[0001] Die Erfindung betrifft eine Zuschneideanlage für eine Materialbahn bestehend aus
einer Abwickeleinheit, einer nachgeschalteten, als Zwischenspeicher dienenden Tänzereinheit
sowie einem nachgeschalteten Schneidegestell mit einer daran angeordneten Schneideeinheit,
wobei über die Längsrichtung des Schneidegestells ein an seitlich verlaufenden Schienen
geführter, sich parallel zur Schneideeinheit erstreckender Greiferbalken verfahrbar
ist.
[0002] Eine derartige Zuschneideanlage ist durch Benutzung bekannt, bei welcher über die
Länge des Schneidegestells lediglich ein Greiferbalken zwischen einer vorderen Position
und einer hinteren Position verfahrbar ist. Hierbei ergreift der Greiferbalken in
seiner vorderen Position mit geeigneten Aufnahmemitteln das Ende der in der Tänzereinheit
zwischengespeicherten Materialbahn und zieht diese durch Verfahren längs der an dem
Schneidegestell angebrachten Schienen über den Schneidetisch aus. In der Schneidposition
hält der Greiferbalken an, weil aufgrund der üblichen Schneidtechnik das Material
nur im Stillstand geschnitten werden kann. Anschließend verbringt der Greiferbalken
das abgeschnittene Stück der Materialbahn auf einen unterhalb des Schneidegestells
befindlichen Ablegestapel, wonach der Greiferbalken wieder in seine vorderste Position
zurückfährt, um den nachfolgenden Zyklus aufzunehmen. Insofern ist mit der bekannten
Maschinenanordnung der Nachteil verbunden, dass wegen des erforderlichen unproduktiven
Rückhubes des Greiferbalkens die Kapazität der Zuschneideanlage auch bei größeren
Fahrgeschwindigkeiten des Greiferbalkens begrenzt ist.
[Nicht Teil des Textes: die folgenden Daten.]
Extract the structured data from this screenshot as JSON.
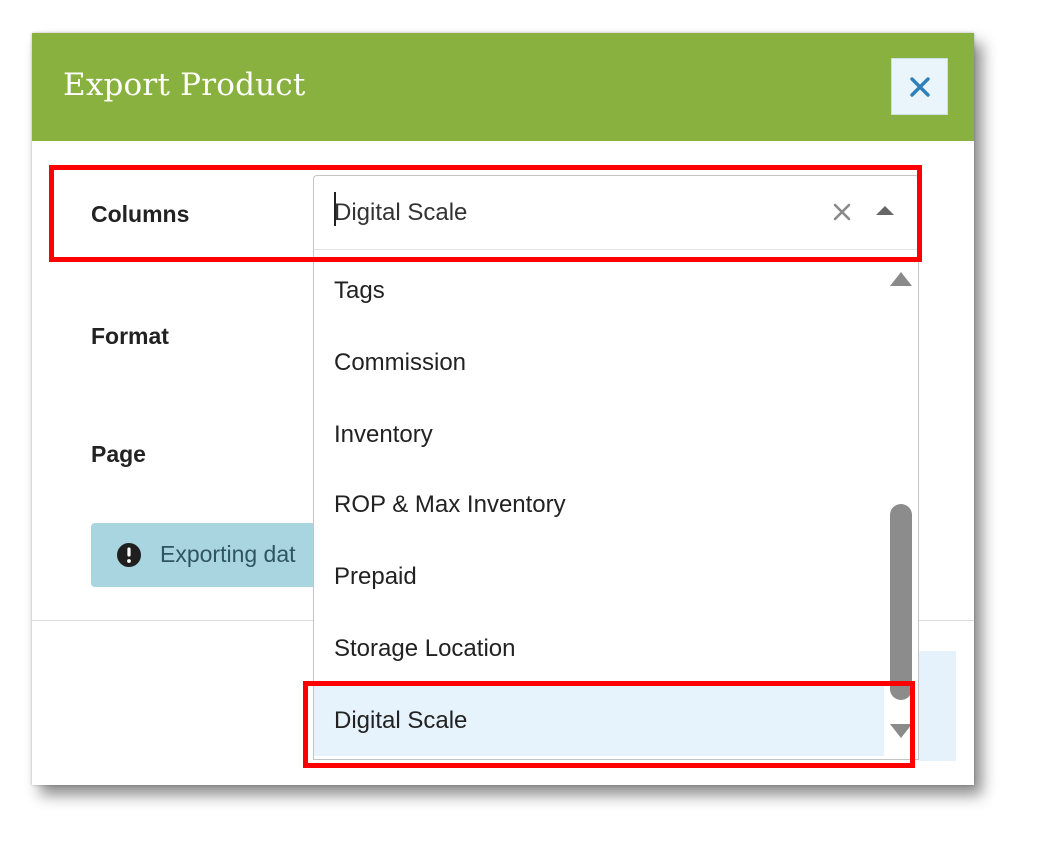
{
  "dialog": {
    "title": "Export Product",
    "close_icon": "close-x-icon",
    "accent_color": "#88b13f"
  },
  "form": {
    "columns_label": "Columns",
    "format_label": "Format",
    "page_label": "Page"
  },
  "columns_select": {
    "value": "Digital Scale",
    "clear_icon": "clear-x-icon",
    "toggle_icon": "caret-up-icon",
    "expanded": true
  },
  "dropdown": {
    "options": [
      {
        "label": "Tags"
      },
      {
        "label": "Commission"
      },
      {
        "label": "Inventory"
      },
      {
        "label": "ROP & Max Inventory"
      },
      {
        "label": "Prepaid"
      },
      {
        "label": "Storage Location"
      },
      {
        "label": "Digital Scale",
        "selected": true
      }
    ],
    "scroll_up_icon": "scroll-up-arrow-icon",
    "scroll_down_icon": "scroll-down-arrow-icon"
  },
  "alert": {
    "icon": "exclamation-circle-icon",
    "text": "Exporting dat",
    "color": "#a9d5e0"
  },
  "annotations": {
    "highlight_color": "#ff0000"
  }
}
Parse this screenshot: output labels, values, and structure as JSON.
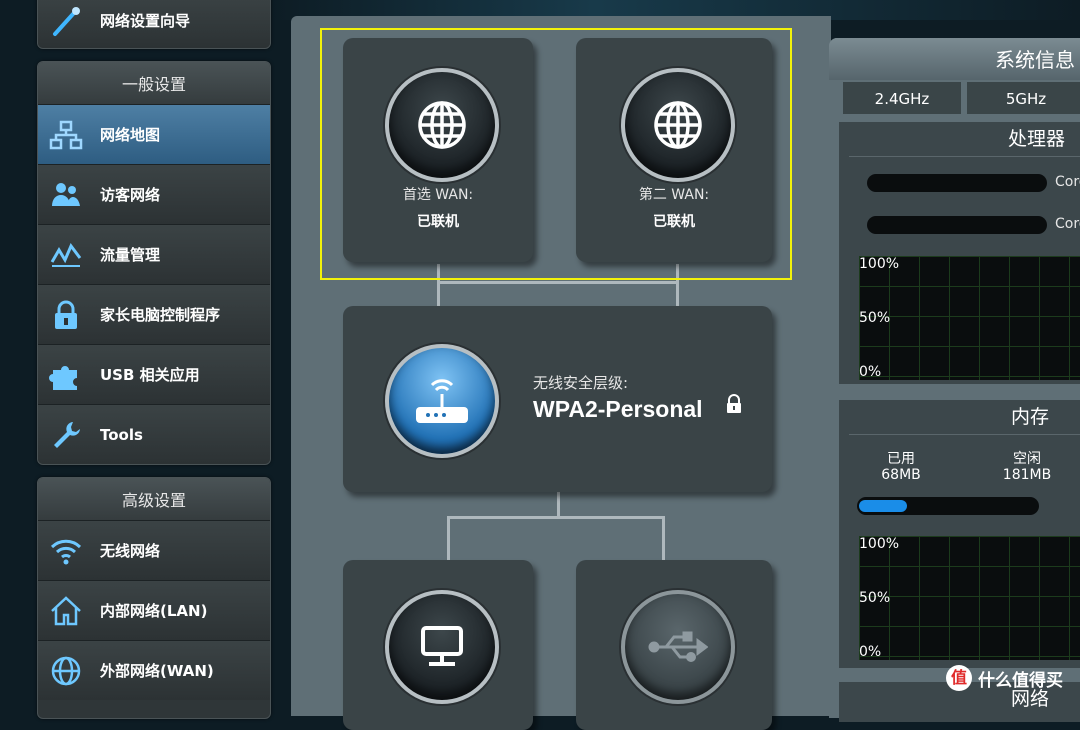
{
  "sidebar": {
    "wizard_label": "网络设置向导",
    "general_title": "一般设置",
    "general_items": [
      {
        "label": "网络地图",
        "icon": "network-map-icon",
        "active": true
      },
      {
        "label": "访客网络",
        "icon": "guest-network-icon"
      },
      {
        "label": "流量管理",
        "icon": "traffic-manager-icon"
      },
      {
        "label": "家长电脑控制程序",
        "icon": "parental-control-lock-icon"
      },
      {
        "label": "USB 相关应用",
        "icon": "usb-puzzle-icon"
      },
      {
        "label": "Tools",
        "icon": "wrench-icon"
      }
    ],
    "advanced_title": "高级设置",
    "advanced_items": [
      {
        "label": "无线网络",
        "icon": "wifi-icon"
      },
      {
        "label": "内部网络(LAN)",
        "icon": "home-icon"
      },
      {
        "label": "外部网络(WAN)",
        "icon": "globe-icon"
      }
    ]
  },
  "map": {
    "wan1": {
      "label": "首选 WAN:",
      "status": "已联机",
      "icon": "globe-icon"
    },
    "wan2": {
      "label": "第二 WAN:",
      "status": "已联机",
      "icon": "globe-icon"
    },
    "router": {
      "security_label": "无线安全层级:",
      "security_value": "WPA2-Personal",
      "icon": "router-icon"
    },
    "clients_icon": "monitor-icon",
    "usb_icon": "usb-icon"
  },
  "sysinfo": {
    "title": "系统信息",
    "tabs": [
      "2.4GHz",
      "5GHz"
    ],
    "cpu": {
      "title": "处理器",
      "cores": [
        "Core",
        "Core"
      ],
      "graph_ticks": [
        "100%",
        "50%",
        "0%"
      ]
    },
    "memory": {
      "title": "内存",
      "used_label": "已用",
      "used_value": "68MB",
      "free_label": "空闲",
      "free_value": "181MB",
      "used_fraction": 0.27,
      "graph_ticks": [
        "100%",
        "50%",
        "0%"
      ]
    },
    "network_title": "网络"
  },
  "watermark": {
    "badge": "值",
    "text": "什么值得买"
  },
  "colors": {
    "highlight": "#f2f20a",
    "active_item": "#3f6f96",
    "panel": "#5f6f76"
  }
}
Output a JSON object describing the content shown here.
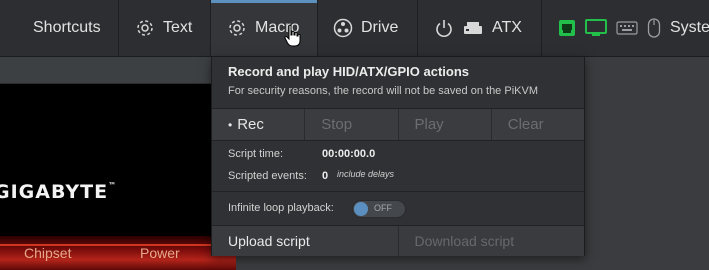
{
  "menu": {
    "shortcuts": "Shortcuts",
    "text": "Text",
    "macro": "Macro",
    "drive": "Drive",
    "atx": "ATX",
    "system": "Syste"
  },
  "icons": {
    "text": "gear-icon",
    "macro": "gear-icon",
    "drive": "drive-icon",
    "atx_power": "power-icon",
    "atx_box": "atx-box-icon",
    "status_network": "network-icon",
    "status_display": "monitor-icon",
    "status_keyboard": "keyboard-icon",
    "status_mouse": "mouse-icon"
  },
  "colors": {
    "accent": "#5b90bf",
    "status_ok": "#22c04a",
    "menubar_bg": "#2c2e31"
  },
  "stream": {
    "brand": "GIGABYTE",
    "labels": [
      "Chipset",
      "Power"
    ]
  },
  "macro": {
    "title": "Record and play HID/ATX/GPIO actions",
    "subtitle": "For security reasons, the record will not be saved on the PiKVM",
    "buttons": {
      "rec": "Rec",
      "stop": "Stop",
      "play": "Play",
      "clear": "Clear"
    },
    "script_time_label": "Script time:",
    "script_time_value": "00:00:00.0",
    "scripted_events_label": "Scripted events:",
    "scripted_events_value": "0",
    "scripted_events_note": "include delays",
    "loop_label": "Infinite loop playback:",
    "loop_state": "OFF",
    "upload": "Upload script",
    "download": "Download script"
  }
}
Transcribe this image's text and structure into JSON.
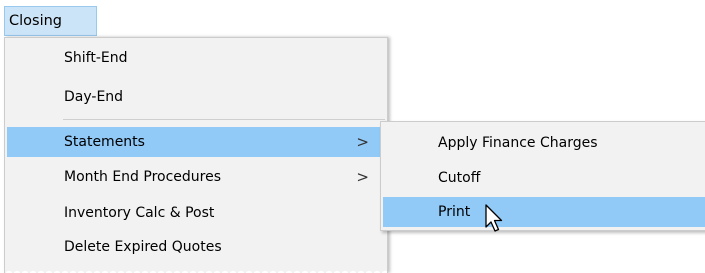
{
  "menubar": {
    "closing_label": "Closing"
  },
  "menu": {
    "items": [
      {
        "label": "Shift-End"
      },
      {
        "label": "Day-End"
      },
      {
        "label": "Statements",
        "arrow": ">"
      },
      {
        "label": "Month End Procedures",
        "arrow": ">"
      },
      {
        "label": "Inventory Calc & Post"
      },
      {
        "label": "Delete Expired Quotes"
      }
    ]
  },
  "submenu": {
    "items": [
      {
        "label": "Apply Finance Charges"
      },
      {
        "label": "Cutoff"
      },
      {
        "label": "Print"
      }
    ]
  },
  "colors": {
    "highlight": "#91c9f7",
    "menu_bg": "#f2f2f2",
    "menubar_active": "#cce4f7"
  },
  "icons": {
    "cursor": "arrow-pointer-icon"
  }
}
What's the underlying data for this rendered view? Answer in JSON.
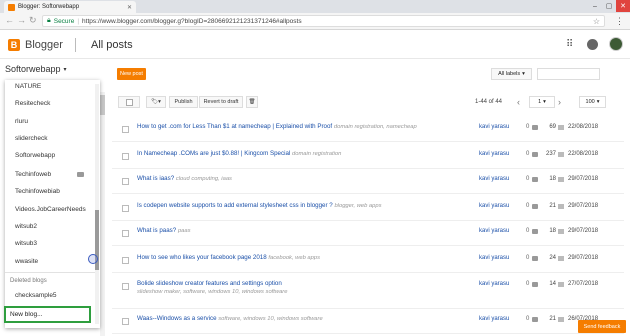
{
  "browser": {
    "tab_title": "Blogger: Softorwebapp",
    "secure_label": "Secure",
    "url": "https://www.blogger.com/blogger.g?blogID=2806692121231371246#allposts"
  },
  "header": {
    "app_name": "Blogger",
    "page_title": "All posts"
  },
  "toolbar": {
    "blog_selector": "Softorwebapp",
    "new_post": "New post",
    "all_labels": "All labels",
    "publish": "Publish",
    "revert": "Revert to draft",
    "page_count": "1-44 of 44",
    "page_number": "1",
    "per_page": "100"
  },
  "blog_menu": {
    "items": [
      "NATURE",
      "Resitecheck",
      "rluru",
      "slidercheck",
      "Softorwebapp",
      "Techinfoweb",
      "Techinfowebiab",
      "Videos.JobCareerNeeds",
      "witsub2",
      "witsub3",
      "wwasite"
    ],
    "deleted_heading": "Deleted blogs",
    "deleted_items": [
      "checksample5"
    ],
    "new_blog": "New blog..."
  },
  "posts": [
    {
      "title": "How to get .com for Less Than $1 at namecheap | Explained with Proof",
      "labels": "domain registration, namecheap",
      "sub": "",
      "author": "kavi yarasu",
      "comments": "0",
      "views": "69",
      "date": "22/08/2018"
    },
    {
      "title": "In Namecheap .COMs are just $0.88! | Kingcom Special",
      "labels": "domain registration",
      "sub": "",
      "author": "kavi yarasu",
      "comments": "0",
      "views": "237",
      "date": "22/08/2018"
    },
    {
      "title": "What is iaas?",
      "labels": "cloud computing, iaas",
      "sub": "",
      "author": "kavi yarasu",
      "comments": "0",
      "views": "18",
      "date": "29/07/2018"
    },
    {
      "title": "Is codepen website supports to add external stylesheet css in blogger ?",
      "labels": "blogger, web apps",
      "sub": "",
      "author": "kavi yarasu",
      "comments": "0",
      "views": "21",
      "date": "29/07/2018"
    },
    {
      "title": "What is paas?",
      "labels": "paas",
      "sub": "",
      "author": "kavi yarasu",
      "comments": "0",
      "views": "18",
      "date": "29/07/2018"
    },
    {
      "title": "How to see who likes your facebook page 2018",
      "labels": "facebook, web apps",
      "sub": "",
      "author": "kavi yarasu",
      "comments": "0",
      "views": "24",
      "date": "29/07/2018"
    },
    {
      "title": "Bolide slideshow creator features and settings option",
      "labels": "",
      "sub": "slideshow maker, software, windows 10, windows software",
      "author": "kavi yarasu",
      "comments": "0",
      "views": "14",
      "date": "27/07/2018"
    },
    {
      "title": "Waas--Windows as a service",
      "labels": "software, windows 10, windows software",
      "sub": "",
      "author": "kavi yarasu",
      "comments": "0",
      "views": "21",
      "date": "26/07/2018"
    }
  ],
  "footer": {
    "feedback": "Send feedback"
  }
}
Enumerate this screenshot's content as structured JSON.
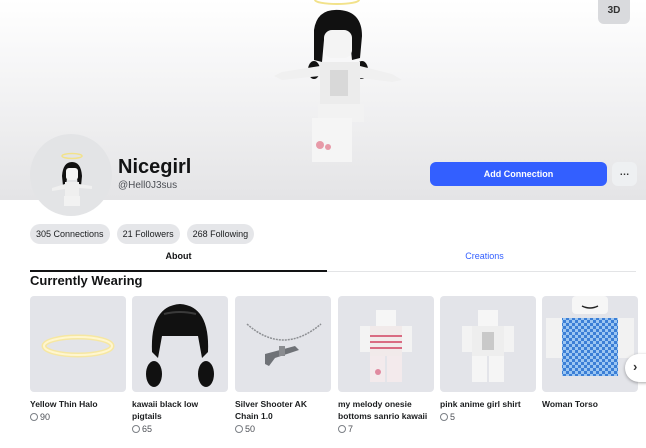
{
  "header": {
    "view_3d_label": "3D"
  },
  "profile": {
    "display_name": "Nicegirl",
    "username": "@Hell0J3sus",
    "add_connection_label": "Add Connection",
    "more_label": "…",
    "stats": [
      {
        "label": "305 Connections"
      },
      {
        "label": "21 Followers"
      },
      {
        "label": "268 Following"
      }
    ]
  },
  "tabs": [
    {
      "label": "About",
      "active": true
    },
    {
      "label": "Creations",
      "active": false
    }
  ],
  "currently_wearing": {
    "title": "Currently Wearing",
    "items": [
      {
        "name": "Yellow Thin Halo",
        "price": "90",
        "icon": "halo-icon"
      },
      {
        "name": "kawaii black low pigtails",
        "price": "65",
        "icon": "hair-icon"
      },
      {
        "name": "Silver Shooter AK Chain 1.0",
        "price": "50",
        "icon": "chain-icon"
      },
      {
        "name": "my melody onesie bottoms sanrio kawaii",
        "price": "7",
        "icon": "pants-icon"
      },
      {
        "name": "pink anime girl shirt",
        "price": "5",
        "icon": "shirt-icon"
      },
      {
        "name": "Woman Torso",
        "price": "",
        "icon": "torso-icon"
      }
    ],
    "next_label": "›"
  },
  "colors": {
    "accent": "#335fff",
    "pill_bg": "#e5e6e9",
    "thumb_bg": "#e3e4e9"
  }
}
[0003] Der Erfindung liegt daher die Aufgabe zugrunde, die Kapazität einer Zuschneideanlage
mit den eingangs genannten Merkmalen zu erhöhen. Die Lösung dieser Aufgabe ergibt
sich einschließlich vorteilhafter Ausgestaltungen und Weiterbildungen der Erfindung
aus dem Inhalt der Patentansprüche, welcher dieser Beschreibung nachgestellt sind.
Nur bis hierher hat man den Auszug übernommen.